Sciences Po Rennes a accueilli la table ronde « Habitat et habitabilité : quelles alternatives émergentes pour la Bretagne à l’horizon 2060 », invitant Emmanuel Janvier, chef de pôle Prospective du CESER; Marie-Pascale Lepetit, vice-présidente de la section Prospective; et Nicolas Guillas, co-rapporteur de l’étude, à présenter le rapport du CESER « Les usages du sol en Bretagne - Une prospective à l’horizon 2060 ». Afin d’éclairer la problématique du logement, ils étaient accompagnés d’Alexis Alamel, maître de conférence en géographie à Sciences Po Rennes et de Gaëlle Petit, maîtresse de conférences en sciences de gestion et titulaire de la chaire Agir pour Préserver l'Habitabilité de la Terre (APHAT) pour la modération.

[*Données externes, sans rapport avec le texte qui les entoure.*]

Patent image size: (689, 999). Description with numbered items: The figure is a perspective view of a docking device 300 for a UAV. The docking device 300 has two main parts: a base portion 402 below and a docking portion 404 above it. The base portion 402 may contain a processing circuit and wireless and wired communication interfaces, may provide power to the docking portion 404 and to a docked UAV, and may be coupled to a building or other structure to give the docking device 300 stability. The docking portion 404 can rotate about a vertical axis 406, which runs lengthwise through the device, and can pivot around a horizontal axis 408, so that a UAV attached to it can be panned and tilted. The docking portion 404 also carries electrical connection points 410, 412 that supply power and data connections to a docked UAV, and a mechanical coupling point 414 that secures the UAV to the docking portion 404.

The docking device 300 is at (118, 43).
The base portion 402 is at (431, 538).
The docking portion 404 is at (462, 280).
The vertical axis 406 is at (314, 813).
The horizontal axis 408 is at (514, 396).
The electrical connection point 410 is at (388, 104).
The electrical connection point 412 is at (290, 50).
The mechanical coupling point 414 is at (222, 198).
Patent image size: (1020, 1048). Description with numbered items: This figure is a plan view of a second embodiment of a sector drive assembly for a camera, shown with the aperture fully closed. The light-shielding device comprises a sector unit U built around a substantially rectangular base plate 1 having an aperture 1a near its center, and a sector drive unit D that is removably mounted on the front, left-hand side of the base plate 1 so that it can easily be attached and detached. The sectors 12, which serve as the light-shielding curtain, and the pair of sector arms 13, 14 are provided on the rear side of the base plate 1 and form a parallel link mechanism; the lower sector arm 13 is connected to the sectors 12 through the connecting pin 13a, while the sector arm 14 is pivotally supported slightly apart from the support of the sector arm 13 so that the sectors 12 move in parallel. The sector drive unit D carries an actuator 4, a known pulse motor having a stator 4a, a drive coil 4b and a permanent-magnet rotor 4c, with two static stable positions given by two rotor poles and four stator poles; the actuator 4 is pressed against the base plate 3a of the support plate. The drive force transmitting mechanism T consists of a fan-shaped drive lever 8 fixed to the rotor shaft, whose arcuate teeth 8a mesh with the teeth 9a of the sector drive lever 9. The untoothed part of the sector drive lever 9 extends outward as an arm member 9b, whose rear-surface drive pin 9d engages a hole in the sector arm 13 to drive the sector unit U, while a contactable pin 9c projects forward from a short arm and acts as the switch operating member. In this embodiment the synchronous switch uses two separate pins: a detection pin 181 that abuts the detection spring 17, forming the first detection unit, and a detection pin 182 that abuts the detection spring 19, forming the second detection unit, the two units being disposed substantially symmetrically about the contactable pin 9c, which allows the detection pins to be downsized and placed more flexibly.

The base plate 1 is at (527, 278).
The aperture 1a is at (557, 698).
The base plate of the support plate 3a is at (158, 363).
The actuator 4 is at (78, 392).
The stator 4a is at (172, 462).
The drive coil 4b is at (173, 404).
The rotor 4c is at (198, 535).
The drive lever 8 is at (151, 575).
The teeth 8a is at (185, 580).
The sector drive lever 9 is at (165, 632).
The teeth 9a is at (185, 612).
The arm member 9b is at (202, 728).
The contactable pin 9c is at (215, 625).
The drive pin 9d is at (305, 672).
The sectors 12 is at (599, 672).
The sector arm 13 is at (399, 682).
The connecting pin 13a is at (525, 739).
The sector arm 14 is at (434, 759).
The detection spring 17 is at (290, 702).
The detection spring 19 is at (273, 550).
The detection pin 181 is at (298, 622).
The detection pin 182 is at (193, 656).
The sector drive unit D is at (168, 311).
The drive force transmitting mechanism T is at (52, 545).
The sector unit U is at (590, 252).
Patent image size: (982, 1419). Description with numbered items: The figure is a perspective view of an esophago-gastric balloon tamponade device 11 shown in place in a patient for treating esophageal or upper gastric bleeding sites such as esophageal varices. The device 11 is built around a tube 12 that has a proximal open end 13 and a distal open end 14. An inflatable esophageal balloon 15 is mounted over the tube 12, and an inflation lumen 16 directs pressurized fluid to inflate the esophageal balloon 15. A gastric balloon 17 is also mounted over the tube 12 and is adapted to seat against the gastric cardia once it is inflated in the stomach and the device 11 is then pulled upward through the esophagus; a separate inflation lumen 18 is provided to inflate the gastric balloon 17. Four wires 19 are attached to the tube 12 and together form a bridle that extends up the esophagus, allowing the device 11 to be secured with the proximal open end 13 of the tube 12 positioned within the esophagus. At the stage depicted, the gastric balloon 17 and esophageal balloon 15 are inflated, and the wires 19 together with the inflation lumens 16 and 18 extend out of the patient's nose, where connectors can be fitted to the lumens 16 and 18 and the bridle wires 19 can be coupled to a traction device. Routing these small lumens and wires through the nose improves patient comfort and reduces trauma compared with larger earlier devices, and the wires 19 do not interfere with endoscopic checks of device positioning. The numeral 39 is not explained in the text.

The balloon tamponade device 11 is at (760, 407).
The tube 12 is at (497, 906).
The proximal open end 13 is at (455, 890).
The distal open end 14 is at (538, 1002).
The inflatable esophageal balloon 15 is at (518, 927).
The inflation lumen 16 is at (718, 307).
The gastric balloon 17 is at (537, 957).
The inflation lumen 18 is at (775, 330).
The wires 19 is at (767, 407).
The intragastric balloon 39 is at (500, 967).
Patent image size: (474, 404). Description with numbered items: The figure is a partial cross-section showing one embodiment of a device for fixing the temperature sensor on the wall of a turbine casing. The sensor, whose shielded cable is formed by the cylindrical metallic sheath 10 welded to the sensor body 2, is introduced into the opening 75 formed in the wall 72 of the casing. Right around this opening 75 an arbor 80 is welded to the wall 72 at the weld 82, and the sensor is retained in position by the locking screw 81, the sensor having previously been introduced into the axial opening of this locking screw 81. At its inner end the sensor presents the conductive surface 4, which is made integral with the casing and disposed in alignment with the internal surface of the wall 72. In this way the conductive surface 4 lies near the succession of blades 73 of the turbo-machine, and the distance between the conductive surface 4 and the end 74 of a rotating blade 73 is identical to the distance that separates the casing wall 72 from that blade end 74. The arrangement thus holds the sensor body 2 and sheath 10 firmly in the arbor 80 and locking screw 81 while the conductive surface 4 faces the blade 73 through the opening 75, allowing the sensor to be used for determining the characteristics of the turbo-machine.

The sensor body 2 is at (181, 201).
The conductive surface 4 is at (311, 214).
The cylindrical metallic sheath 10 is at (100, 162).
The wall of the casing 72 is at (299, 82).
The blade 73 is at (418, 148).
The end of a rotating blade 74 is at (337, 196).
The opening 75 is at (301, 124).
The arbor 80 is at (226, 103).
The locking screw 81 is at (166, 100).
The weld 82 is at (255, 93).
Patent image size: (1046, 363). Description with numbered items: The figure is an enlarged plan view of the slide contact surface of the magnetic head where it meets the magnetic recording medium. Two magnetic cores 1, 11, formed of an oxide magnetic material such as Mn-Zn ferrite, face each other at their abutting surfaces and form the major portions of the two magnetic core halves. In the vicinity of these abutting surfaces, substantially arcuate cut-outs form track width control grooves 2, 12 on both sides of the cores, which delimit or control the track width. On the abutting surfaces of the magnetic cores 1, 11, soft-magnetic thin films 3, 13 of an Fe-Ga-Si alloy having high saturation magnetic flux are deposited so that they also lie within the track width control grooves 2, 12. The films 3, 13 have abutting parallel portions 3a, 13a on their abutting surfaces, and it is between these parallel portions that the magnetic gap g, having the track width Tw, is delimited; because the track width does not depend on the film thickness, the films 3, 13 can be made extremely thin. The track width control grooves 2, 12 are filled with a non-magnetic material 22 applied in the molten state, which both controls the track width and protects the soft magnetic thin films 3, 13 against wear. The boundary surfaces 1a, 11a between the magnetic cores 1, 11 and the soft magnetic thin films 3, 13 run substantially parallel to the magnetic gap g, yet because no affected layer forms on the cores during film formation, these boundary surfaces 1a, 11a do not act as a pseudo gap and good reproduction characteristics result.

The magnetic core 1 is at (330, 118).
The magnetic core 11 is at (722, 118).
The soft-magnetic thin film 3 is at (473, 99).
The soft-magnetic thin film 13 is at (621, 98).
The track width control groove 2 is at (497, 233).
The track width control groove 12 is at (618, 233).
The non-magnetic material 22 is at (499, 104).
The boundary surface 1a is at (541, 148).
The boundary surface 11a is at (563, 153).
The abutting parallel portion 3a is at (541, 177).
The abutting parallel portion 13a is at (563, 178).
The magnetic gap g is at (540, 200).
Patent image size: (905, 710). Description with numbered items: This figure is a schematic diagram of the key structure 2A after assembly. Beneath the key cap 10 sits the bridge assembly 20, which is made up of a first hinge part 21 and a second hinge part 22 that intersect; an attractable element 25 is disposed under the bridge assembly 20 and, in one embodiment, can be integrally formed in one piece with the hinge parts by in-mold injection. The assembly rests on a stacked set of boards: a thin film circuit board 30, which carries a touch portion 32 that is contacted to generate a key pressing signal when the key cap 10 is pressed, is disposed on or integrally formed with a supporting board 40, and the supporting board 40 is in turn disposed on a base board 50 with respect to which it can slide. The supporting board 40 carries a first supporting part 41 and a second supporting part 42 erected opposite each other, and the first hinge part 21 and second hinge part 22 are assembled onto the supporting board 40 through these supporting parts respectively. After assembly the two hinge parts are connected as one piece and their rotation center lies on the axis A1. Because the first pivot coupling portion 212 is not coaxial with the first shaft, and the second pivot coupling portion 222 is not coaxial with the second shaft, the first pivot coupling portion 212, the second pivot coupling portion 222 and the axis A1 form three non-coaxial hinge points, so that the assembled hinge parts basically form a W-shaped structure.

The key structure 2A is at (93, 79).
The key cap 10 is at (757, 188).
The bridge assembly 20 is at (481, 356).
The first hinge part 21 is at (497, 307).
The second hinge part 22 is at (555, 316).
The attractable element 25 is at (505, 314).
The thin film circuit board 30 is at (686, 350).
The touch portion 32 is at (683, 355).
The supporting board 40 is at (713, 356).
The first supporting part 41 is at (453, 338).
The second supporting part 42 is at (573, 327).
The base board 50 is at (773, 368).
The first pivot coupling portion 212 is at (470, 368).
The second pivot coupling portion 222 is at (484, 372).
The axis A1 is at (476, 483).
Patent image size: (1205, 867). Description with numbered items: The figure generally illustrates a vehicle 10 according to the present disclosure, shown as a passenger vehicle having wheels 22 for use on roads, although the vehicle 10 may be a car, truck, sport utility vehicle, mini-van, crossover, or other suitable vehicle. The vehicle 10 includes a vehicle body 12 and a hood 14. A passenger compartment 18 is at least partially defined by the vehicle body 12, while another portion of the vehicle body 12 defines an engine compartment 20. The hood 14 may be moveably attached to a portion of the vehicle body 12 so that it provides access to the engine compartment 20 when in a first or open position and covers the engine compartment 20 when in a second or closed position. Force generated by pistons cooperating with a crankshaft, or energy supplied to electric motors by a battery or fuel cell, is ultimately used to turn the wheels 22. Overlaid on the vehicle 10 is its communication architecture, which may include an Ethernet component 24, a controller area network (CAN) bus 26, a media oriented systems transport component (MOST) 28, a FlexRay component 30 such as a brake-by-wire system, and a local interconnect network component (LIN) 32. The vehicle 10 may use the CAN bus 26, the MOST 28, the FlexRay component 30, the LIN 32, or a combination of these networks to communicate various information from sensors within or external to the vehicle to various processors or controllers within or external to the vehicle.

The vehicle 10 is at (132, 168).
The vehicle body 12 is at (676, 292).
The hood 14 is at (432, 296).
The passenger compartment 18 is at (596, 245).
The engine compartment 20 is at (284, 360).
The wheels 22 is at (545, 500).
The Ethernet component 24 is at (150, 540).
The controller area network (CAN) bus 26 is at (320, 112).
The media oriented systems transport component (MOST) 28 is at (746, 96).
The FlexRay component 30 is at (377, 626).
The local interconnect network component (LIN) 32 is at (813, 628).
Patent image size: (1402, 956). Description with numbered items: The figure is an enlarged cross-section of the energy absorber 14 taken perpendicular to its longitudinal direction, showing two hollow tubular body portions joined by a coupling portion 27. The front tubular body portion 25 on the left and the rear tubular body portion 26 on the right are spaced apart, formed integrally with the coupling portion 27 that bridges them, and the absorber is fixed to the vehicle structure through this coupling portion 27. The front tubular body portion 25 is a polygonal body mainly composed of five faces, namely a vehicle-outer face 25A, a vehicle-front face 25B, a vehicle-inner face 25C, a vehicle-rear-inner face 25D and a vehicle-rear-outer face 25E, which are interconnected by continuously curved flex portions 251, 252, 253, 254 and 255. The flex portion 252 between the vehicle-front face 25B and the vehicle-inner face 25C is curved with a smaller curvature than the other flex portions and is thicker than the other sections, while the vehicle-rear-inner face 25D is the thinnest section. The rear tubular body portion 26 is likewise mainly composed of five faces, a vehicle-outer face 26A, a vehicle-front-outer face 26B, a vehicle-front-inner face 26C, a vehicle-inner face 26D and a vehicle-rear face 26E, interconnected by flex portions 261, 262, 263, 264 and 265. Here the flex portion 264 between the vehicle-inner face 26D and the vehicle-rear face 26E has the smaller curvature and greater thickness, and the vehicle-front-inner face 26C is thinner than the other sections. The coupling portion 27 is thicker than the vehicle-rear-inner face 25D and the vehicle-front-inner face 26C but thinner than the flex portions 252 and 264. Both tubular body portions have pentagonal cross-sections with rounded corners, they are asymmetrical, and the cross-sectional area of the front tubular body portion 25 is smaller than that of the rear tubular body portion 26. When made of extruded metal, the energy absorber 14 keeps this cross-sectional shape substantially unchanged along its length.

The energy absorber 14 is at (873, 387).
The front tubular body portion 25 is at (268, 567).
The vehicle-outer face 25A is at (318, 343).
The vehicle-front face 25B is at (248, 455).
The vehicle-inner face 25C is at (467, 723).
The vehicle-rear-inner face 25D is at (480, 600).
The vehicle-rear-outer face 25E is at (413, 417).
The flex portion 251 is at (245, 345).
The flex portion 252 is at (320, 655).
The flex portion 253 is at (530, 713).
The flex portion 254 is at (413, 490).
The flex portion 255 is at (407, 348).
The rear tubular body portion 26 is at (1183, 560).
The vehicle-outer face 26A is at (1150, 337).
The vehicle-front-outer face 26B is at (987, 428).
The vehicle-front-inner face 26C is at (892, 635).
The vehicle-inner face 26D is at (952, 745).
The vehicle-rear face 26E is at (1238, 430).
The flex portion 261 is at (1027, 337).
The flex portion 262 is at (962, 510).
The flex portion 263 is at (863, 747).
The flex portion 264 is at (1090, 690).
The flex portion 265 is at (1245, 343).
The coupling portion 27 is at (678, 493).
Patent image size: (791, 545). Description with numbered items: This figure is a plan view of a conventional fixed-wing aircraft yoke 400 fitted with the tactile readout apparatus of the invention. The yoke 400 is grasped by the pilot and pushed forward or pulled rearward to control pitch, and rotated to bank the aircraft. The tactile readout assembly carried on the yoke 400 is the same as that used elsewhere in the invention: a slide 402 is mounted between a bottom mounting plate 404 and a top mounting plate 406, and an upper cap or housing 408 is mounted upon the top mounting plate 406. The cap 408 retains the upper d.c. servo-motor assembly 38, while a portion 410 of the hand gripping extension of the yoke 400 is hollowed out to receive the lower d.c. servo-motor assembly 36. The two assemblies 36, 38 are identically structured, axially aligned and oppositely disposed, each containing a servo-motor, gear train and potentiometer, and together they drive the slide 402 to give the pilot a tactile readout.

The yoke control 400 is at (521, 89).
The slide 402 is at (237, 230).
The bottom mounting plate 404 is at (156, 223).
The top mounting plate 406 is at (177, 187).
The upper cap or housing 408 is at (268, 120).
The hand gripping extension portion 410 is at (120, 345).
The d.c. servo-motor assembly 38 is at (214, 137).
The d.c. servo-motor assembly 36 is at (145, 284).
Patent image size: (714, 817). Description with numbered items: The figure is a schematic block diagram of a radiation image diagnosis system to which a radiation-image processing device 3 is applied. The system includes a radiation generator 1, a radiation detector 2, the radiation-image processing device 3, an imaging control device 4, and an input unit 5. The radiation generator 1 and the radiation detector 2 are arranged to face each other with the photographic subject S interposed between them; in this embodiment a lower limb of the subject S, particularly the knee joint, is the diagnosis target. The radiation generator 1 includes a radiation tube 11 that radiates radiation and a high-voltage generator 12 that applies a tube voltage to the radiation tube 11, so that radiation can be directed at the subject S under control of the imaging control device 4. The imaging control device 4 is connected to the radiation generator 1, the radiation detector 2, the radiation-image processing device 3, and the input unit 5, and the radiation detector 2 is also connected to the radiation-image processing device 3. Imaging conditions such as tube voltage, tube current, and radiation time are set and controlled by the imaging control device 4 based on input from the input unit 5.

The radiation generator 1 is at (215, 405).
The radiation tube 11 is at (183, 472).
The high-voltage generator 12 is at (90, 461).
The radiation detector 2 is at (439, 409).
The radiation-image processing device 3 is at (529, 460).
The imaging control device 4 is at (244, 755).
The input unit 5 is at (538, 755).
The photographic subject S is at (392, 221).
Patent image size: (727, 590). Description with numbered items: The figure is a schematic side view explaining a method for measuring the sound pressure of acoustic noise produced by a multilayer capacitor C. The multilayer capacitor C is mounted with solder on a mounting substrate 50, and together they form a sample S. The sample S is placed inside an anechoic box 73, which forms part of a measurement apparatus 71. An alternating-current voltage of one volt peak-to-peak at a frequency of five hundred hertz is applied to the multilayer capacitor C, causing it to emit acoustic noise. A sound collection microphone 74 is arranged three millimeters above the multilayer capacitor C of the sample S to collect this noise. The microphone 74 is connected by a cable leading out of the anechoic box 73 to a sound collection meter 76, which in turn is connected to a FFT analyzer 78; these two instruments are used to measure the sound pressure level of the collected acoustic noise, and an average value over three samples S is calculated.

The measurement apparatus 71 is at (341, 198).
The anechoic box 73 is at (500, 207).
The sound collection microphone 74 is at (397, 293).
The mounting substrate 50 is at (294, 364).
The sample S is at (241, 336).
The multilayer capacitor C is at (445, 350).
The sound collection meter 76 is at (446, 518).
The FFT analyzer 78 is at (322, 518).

Les membres de la section Prospective du Conseil économique régional de Bretagne (CESER) ont débuté la table ronde par la présentation de leur rapport « Les usages du sol en Bretagne - Une prospective à l’horizon 2060 ». Le CESER est la deuxième assemblée régionale de Bretagne. Il s’agit d’une assemblée consultative, composée d’acteurs de la société civile, qui émet des avis sur la politique régionale, formule des propositions pour enrichir la réflexion des élus et réalise des études de fond pour partager au plus grand nombre les enjeux du développement de la Bretagne.
Les intervenants ont d’abord rappelé l’importance des sols. Au-delà des multiples usages et de la régulation juridique qu’ils permettent, ils sont composés d’écosystèmes dont les fonctionnalités environnementales sont essentielles. Toutefois, la santé des sols ne cesse de se détériorer au fil des ans, entre autres à cause de la déforestation et de l’utilisation excessive de pesticides. C’est dans ce contexte que le CESER a réalisé une prospective sur les usages du sol en Bretagne, région dont la superficie consacrée aux activités agricoles est la plus importante de France.
Suite à leurs recherches, les membres du CESER ont établi quatre scénarios, plus ou moins optimistes, à l’horizon 2060 :
Scénario 1 : « Des usages du sol sectorisés par une spécialisation des enjeux » : Les villes sont plus durables (constructions vers le haut) mais une agriculture encore plus intensive, maîtrisée par de grands organismes, s’est installée.
Scénario 2 : « Des usages du sol redistribués par des réinvestissements locaux » : Ici, un nouvel ordre politique décentralisé s’est installé et l’on constate un délaissement des métropoles au profit d’un réinvestissement des campagnes. Les sols et les ressources sont ménagés à travers une révolution agro-écologique et le retour de l’artisanat.
Scénario 3 : « Des usages du sol libéralisés par une économie remodelée » : De grands groupes détiennent les surfaces agricoles qu’ils remobilisent pour l’implantation de méga-fermes énergétiques dans une logique de rentabilité maximale. Le développement d’une nouvelle économie et du tourisme accélèrent l’artificialisation des sols et la surexploitation des ressources.
Scénario 4 : « Des usages du sol planifiés par la souveraineté nationale » : L’État prend la main pour sécuriser les ressources (alimentaires, minières…) dans un objectif d’autonomie nationale. Les secteurs portuaires de défense sont fortement dynamisés. Des cartes carbones individuelles sont mises en place, limitant les usages. En somme, les objectifs sont atteints par la contrainte.
Ces prospectives mettent en avant des questions majeures et les multiples risques qui se présagent comme l’accroissement des inégalités, la concentration de priorités ou l’émergence de conflits. Les intervenants ont insisté sur la nécessité de porter au débat public ces questions, pour ainsi éviter les situations complexes et les divisions soulevées dans le rapport.
La présentation des travaux du CESER a été suivie de l’intervention d’Alexis Alamel qui a évoqué des pistes d’habitats alternatifs. Il s’est arrêté sur l’exemple des « Tiny houses » (petites maisons) dont les surfaces habitables sont réduites aux maximum. Ces maisons transportables répondent au besoin de diminuer les surfaces recouvertes. Il souligne que la plupart des habitants de ces petits logements sont généralement des personnes diplômées, à la recherche d’un rapprochement vers la nature, d’un retour vers le minimalisme et d’un désir de mobilité.
Toutefois, Alexis Alamel a également rappelé que le choix pour ces habitations était parfois lié à des contraintes économiques ou à des situations d’urgence. Par ailleurs, il souligne qu’elles ne sont pas adaptées à tous les publics, à l’image des personnes âgées et des personnes en situation de handicap.